En ce moment, mes enfants passent plusieurs heures à lire chaque jour : le matin, dans la journée, le soir ... Parfois ils n'ont donc aucunement besoin de nous mais ils savent que l'un de nous est présent, à l'écoute. Ils vont donc pouvoir nous poser des questions de vocabulaire, relever une particularité orthographique et nous allons en discuter ensemble. J'ai bien dit "discuter" !  ... pas faire une leçon ou en profiter pour essayer de forcer un apprentissage. Répondre (ou aider à réfléchir à une réponse) à la question, pas plus ni moins. 
D'autres fois, ces mêmes lectures vont les amener à observer des choses (récemment ils en sont venus à parler d'élections à partir de BD des Schtroumpfs dont ils ont emprunté presque tout le rayon à la médiathèque), à en créer des jeux pour comprendre le fonctionnement de la société (ce jour-là ils ont par exemple dessiné des affiches d'élection avec le portrait de leur candidat et le "votez pour moi"), tout ce que nous avons fait c'était répondre à leurs questions lors du repas du soir (beaucoup d'éclaircissements, explications et donc apprentissages ont lieu lors des repas chez nous).
Parfois, ils vont découvrir des choses lors de sorties, lors d'expériences, et nous apprendrons ensemble, car nous n'avons pas toujours la réponse à leurs questions. Et d'autres fois encore, ils apprendront sans nous, en lisant un livre seul ou lors d'activités / sorties où nous ne sommes pas présents. Alors c'est vrai, certains jours, nous pouvons être pris de doutes ... Si les enfants ont été particulièrement autonomes, ont joué loin de nous, n'ont pas eu de questions particulières ou que sais-je encore, on pourrait en venir à penser que nous ne faisons "pas assez" ... Mais déja, les apprentissages se construisent jour après jour, il n'est donc pas nécessaire de faire un "bilan" à la fin de chaque journée. Souvent c'est au bout de plusieurs semaines que l'on arrivera à synthétiser, à voir plus clair dans ce qui a motivé l'enfant à faire ce qu'il faisait. Il se peut fortement également qu'on ne sache pas vraiment ce que lui aura apporté telle ou telle activité, et ça n'est absolument pas grave. Il n'apprend pas pour nous, mais bien pour lui ... Mais dans tous les cas, si l'on maintient cette constante : "offrir l'accès au monde, être disponible et faire confiance à son enfant", on ne peut pas prendre de mauvais chemin pour nos enfants et nous-mêmes et ne pas "en faire assez".

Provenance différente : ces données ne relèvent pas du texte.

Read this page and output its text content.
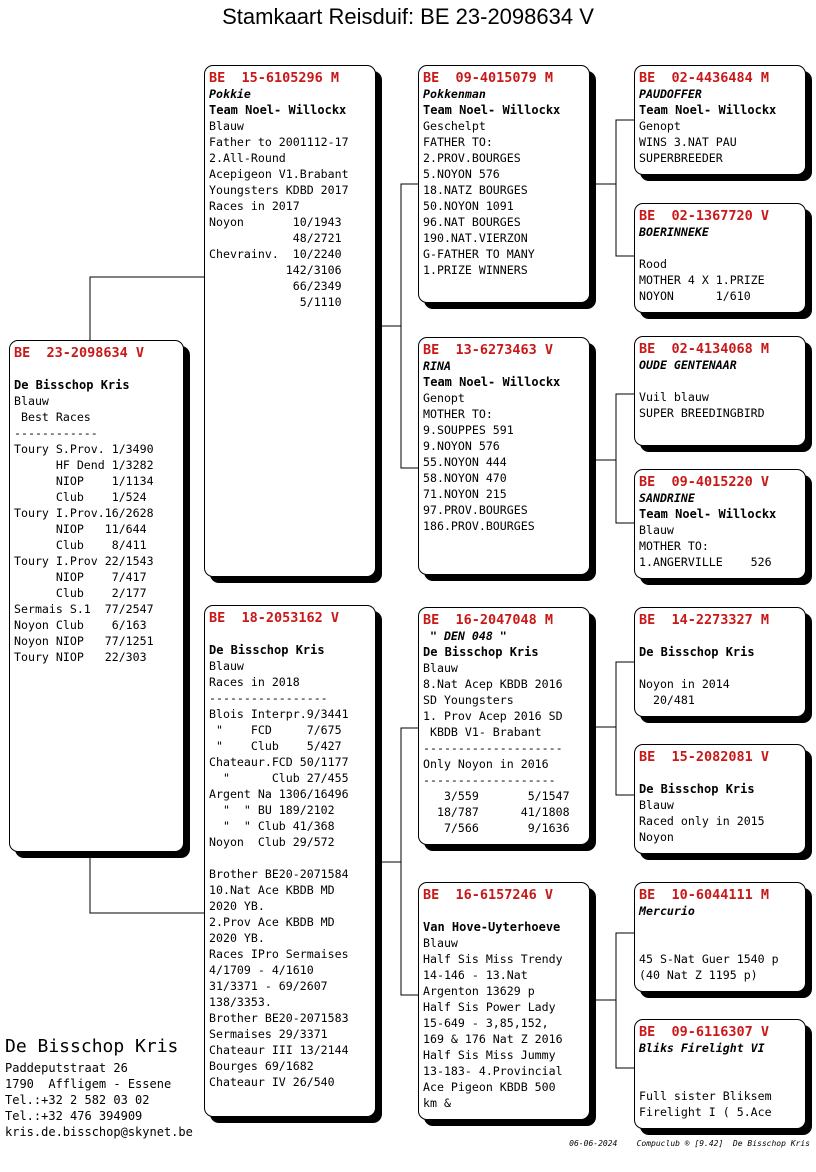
Stamkaart Reisduif: BE 23-2098634 V
BE  23-2098634 V
De Bisschop Kris
Blauw
Best Races
------------
Toury S.Prov. 1/3490
HF Dend 1/3282
NIOP    1/1134
Club    1/524
Toury I.Prov.16/2628
NIOP   11/644
Club    8/411
Toury I.Prov 22/1543
NIOP    7/417
Club    2/177
Sermais S.1  77/2547
Noyon Club    6/163
Noyon NIOP   77/1251
Toury NIOP   22/303
BE  15-6105296 M
Pokkie
Team Noel- Willockx
Blauw
Father to 2001112-17
2.All-Round
Acepigeon V1.Brabant
Youngsters KDBD 2017
Races in 2017
Noyon       10/1943
48/2721
Chevrainv.  10/2240
142/3106
66/2349
5/1110
BE  18-2053162 V
De Bisschop Kris
Blauw
Races in 2018
-----------------
Blois Interpr.9/3441
"    FCD     7/675
"    Club    5/427
Chateaur.FCD 50/1177
"      Club 27/455
Argent Na 1306/16496
"  " BU 189/2102
"  " Club 41/368
Noyon  Club 29/572
Brother BE20-2071584
10.Nat Ace KBDB MD
2020 YB.
2.Prov Ace KBDB MD
2020 YB.
Races IPro Sermaises
4/1709 - 4/1610
31/3371 - 69/2607
138/3353.
Brother BE20-2071583
Sermaises 29/3371
Chateaur III 13/2144
Bourges 69/1682
Chateaur IV 26/540
BE  09-4015079 M
Pokkenman
Team Noel- Willockx
Geschelpt
FATHER TO:
2.PROV.BOURGES
5.NOYON 576
18.NATZ BOURGES
50.NOYON 1091
96.NAT BOURGES
190.NAT.VIERZON
G-FATHER TO MANY
1.PRIZE WINNERS
BE  13-6273463 V
RINA
Team Noel- Willockx
Genopt
MOTHER TO:
9.SOUPPES 591
9.NOYON 576
55.NOYON 444
58.NOYON 470
71.NOYON 215
97.PROV.BOURGES
186.PROV.BOURGES
BE  16-2047048 M
" DEN 048 "
De Bisschop Kris
Blauw
8.Nat Acep KBDB 2016
SD Youngsters
1. Prov Acep 2016 SD
KBDB V1- Brabant
--------------------
Only Noyon in 2016
-------------------
3/559       5/1547
18/787      41/1808
7/566       9/1636
BE  16-6157246 V
Van Hove-Uyterhoeve
Blauw
Half Sis Miss Trendy
14-146 - 13.Nat
Argenton 13629 p
Half Sis Power Lady
15-649 - 3,85,152,
169 & 176 Nat Z 2016
Half Sis Miss Jummy
13-183- 4.Provincial
Ace Pigeon KBDB 500
km &
BE  02-4436484 M
PAUDOFFER
Team Noel- Willockx
Genopt
WINS 3.NAT PAU
SUPERBREEDER
BE  02-1367720 V
BOERINNEKE
Rood
MOTHER 4 X 1.PRIZE
NOYON      1/610
BE  02-4134068 M
OUDE GENTENAAR
Vuil blauw
SUPER BREEDINGBIRD
BE  09-4015220 V
SANDRINE
Team Noel- Willockx
Blauw
MOTHER TO:
1.ANGERVILLE    526
BE  14-2273327 M
De Bisschop Kris
Noyon in 2014
20/481
BE  15-2082081 V
De Bisschop Kris
Blauw
Raced only in 2015
Noyon
BE  10-6044111 M
Mercurio
45 S-Nat Guer 1540 p
(40 Nat Z 1195 p)
BE  09-6116307 V
Bliks Firelight VI
Full sister Bliksem
Firelight I ( 5.Ace
De Bisschop Kris
Paddeputstraat 26
1790  Affligem - Essene
Tel.:+32 2 582 03 02
Tel.:+32 476 394909
kris.de.bisschop@skynet.be
06-06-2024    Compuclub ® [9.42]  De Bisschop Kris
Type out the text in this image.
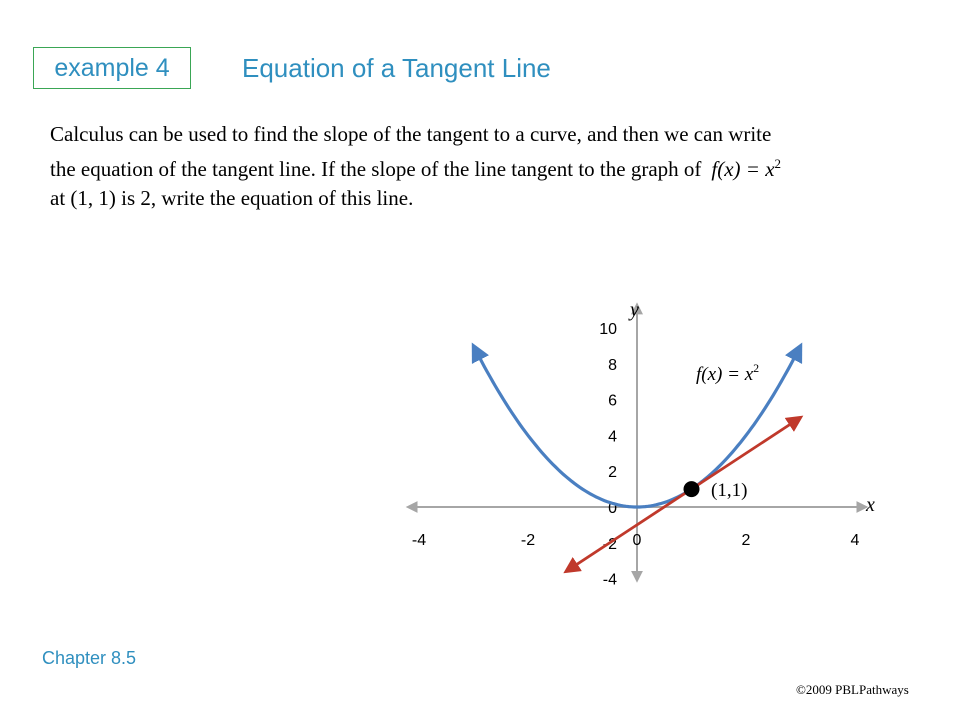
example 4	Equation of a Tangent Line
Calculus can be used to find the slope of the tangent to a curve, and then we can write
the equation of the tangent line. If the slope of the line tangent to the graph of $f(x) = x^2$
at (1, 1) is 2, write the equation of this line.
-4	-2	0	2	4
10
8
6
4
2
0
-2
-4
y
x
$f(x) = x^2$
(1,1)
Chapter 8.5
©2009 PBLPathways
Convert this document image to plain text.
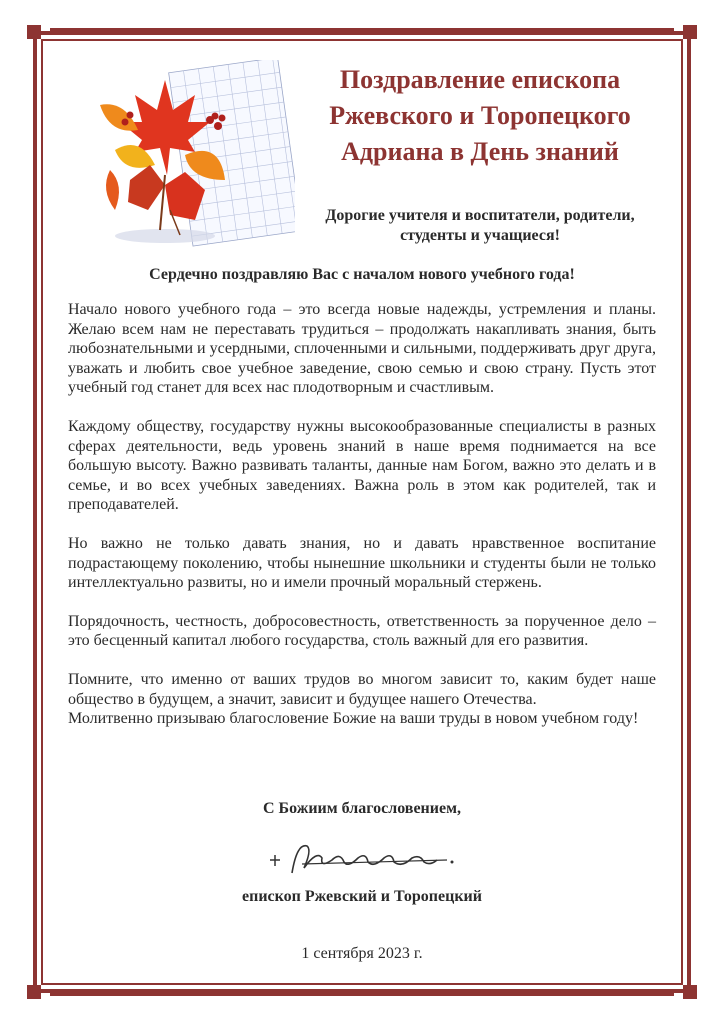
Поздравление епископа
Ржевского и Торопецкого
Адриана в День знаний
Дорогие учителя и воспитатели, родители,
студенты и учащиеся!
Сердечно поздравляю Вас с началом нового учебного года!

Начало нового учебного года – это всегда новые надежды, устремления и планы. Желаю всем нам не переставать трудиться – продолжать накапливать знания, быть любознательными и усердными, сплоченными и сильными, поддерживать друг друга, уважать и любить свое учебное заведение, свою семью и свою страну. Пусть этот учебный год станет для всех нас плодотворным и счастливым.

Каждому обществу, государству нужны высокообразованные специалисты в разных сферах деятельности, ведь уровень знаний в наше время поднимается на все большую высоту. Важно развивать таланты, данные нам Богом, важно это делать и в семье, и во всех учебных заведениях. Важна роль в этом как родителей, так и преподавателей.

Но важно не только давать знания, но и давать нравственное воспитание подрастающему поколению, чтобы нынешние школьники и студенты были не только интеллектуально развиты, но и имели прочный моральный стержень.

Порядочность, честность, добросовестность, ответственность за порученное дело – это бесценный капитал любого государства, столь важный для его развития.

Помните, что именно от ваших трудов во многом зависит то, каким будет наше общество в будущем, а значит, зависит и будущее нашего Отечества.

Молитвенно призываю благословение Божие на ваши труды в новом учебном году!

С Божиим благословением,
епископ Ржевский и Торопецкий
1 сентября 2023 г.
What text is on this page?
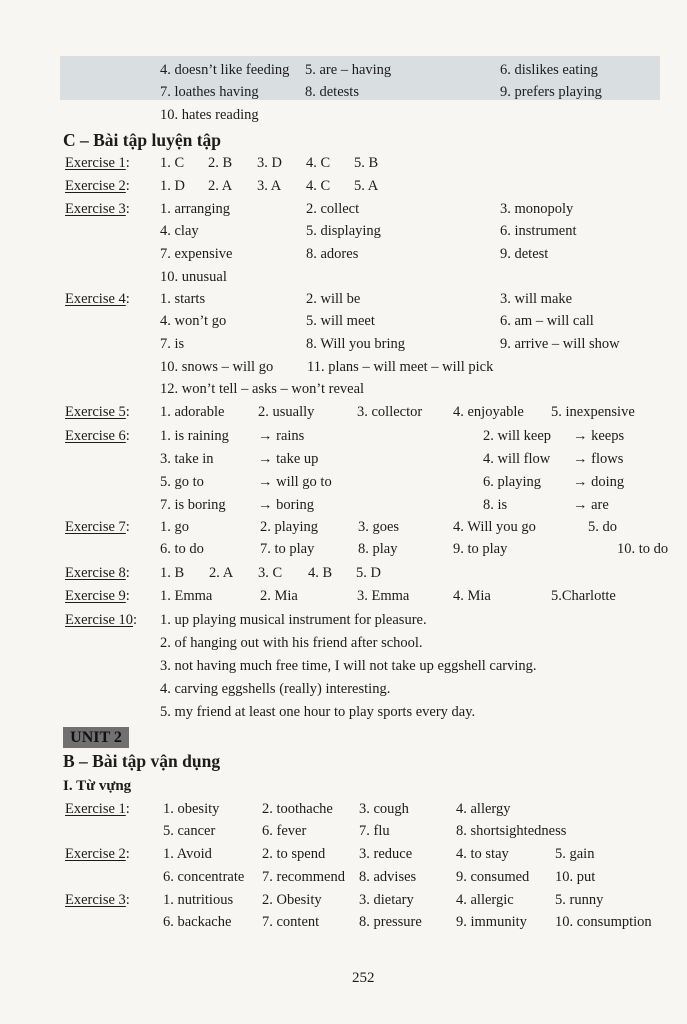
4. doesn’t like feeding 5. are – having	6. dislikes eating
7. loathes having	8. detests	9. prefers playing
10. hates reading
C – Bài tập luyện tập
Exercise 1: 1. C 2. B 3. D 4. C 5. B
Exercise 2: 1. D 2. A 3. A 4. C 5. A
Exercise 3: 1. arranging	2. collect	3. monopoly
4. clay	5. displaying	6. instrument
7. expensive	8. adores	9. detest
10. unusual
Exercise 4: 1. starts	2. will be	3. will make
4. won’t go	5. will meet	6. am – will call
7. is	8. Will you bring	9. arrive – will show
10. snows – will go 11. plans – will meet – will pick
12. won’t tell – asks – won’t reveal
Exercise 5: 1. adorable 2. usually	3. collector 4. enjoyable 5. inexpensive
Exercise 6: 1. is raining → rains	2. will keep → keeps
3. take in	→ take up	4. will flow → flows
5. go to	→ will go to	6. playing → doing
7. is boring → boring	8. is	→ are
Exercise 7: 1. go	2. playing	3. goes	4. Will you go	5. do
6. to do	7. to play	8. play	9. to play	10. to do
Exercise 8: 1. B 2. A 3. C 4. B 5. D
Exercise 9: 1. Emma	2. Mia	3. Emma	4. Mia	5.Charlotte
Exercise 10: 1. up playing musical instrument for pleasure.
2. of hanging out with his friend after school.
3. not having much free time, I will not take up eggshell carving.
4. carving eggshells (really) interesting.
5. my friend at least one hour to play sports every day.
UNIT 2
B – Bài tập vận dụng
I. Từ vựng
Exercise 1: 1. obesity	2. toothache 3. cough	4. allergy
5. cancer	6. fever	7. flu	8. shortsightedness
Exercise 2: 1. Avoid	2. to spend 3. reduce	4. to stay	5. gain
6. concentrate 7. recommend 8. advises	9. consumed 10. put
Exercise 3: 1. nutritious 2. Obesity	3. dietary	4. allergic	5. runny
6. backache 7. content	8. pressure 9. immunity 10. consumption
252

Finalement, des décennies avant que les neurosciences ne nous le prouvent, John Holt avait déja observé et compris que la chose la plus importante pour qu'un enfant soit dans des conditions optimales d'apprentissage c'était l'attention, l'écoute, la présence, l'acceptation, l'amour inconditionnel en somme qui va de pair avec une confiance infinie en son enfant et ses capacités. Et c'est finalement ce que nous offrons à nos enfants au quotidien. Cela ne peut donc pas se mesurer en nombre d'heures ou de mots échangés (à la journée) ... C'est bien plus que cela et ça n'a tout simplement pas de prix.

(1) Extrait de "Growing without schooling", volume 1. p.  (Traduction personnelle)

dimanche 11 décembre 2016

Les gens comme nous

Il nous est arrivé une "mésaventure" au parc il y a plusieurs semaines.


Nous étions seules, ma fille et moi, dans une aire de jeux où nous allons souvent. Ma fille jouait dans une grande "tour" avec toboggan. Elle était dans son petit monde et jouait au cheval en s'inventant des histoires (elle dit généralement que c'est son box).
Quand... arrive une petite fille de son âge avec sa grand-mère. La petite fille monte dans la tour, ma fille se déplace et "bouche" la sortie qui permet de redescendre en glissant sur le toboggan en déclarant "je fais barrière".
J'observe, mais n'interviens pas.
J'aime voir comment les enfants s'en sortent seuls, sans l'intervention (souvent à outrance) de l'adulte.
N'est-ce pas par le jeu et les relations aux autres que les enfants apprennent la sacro-sainte socialisation .. ?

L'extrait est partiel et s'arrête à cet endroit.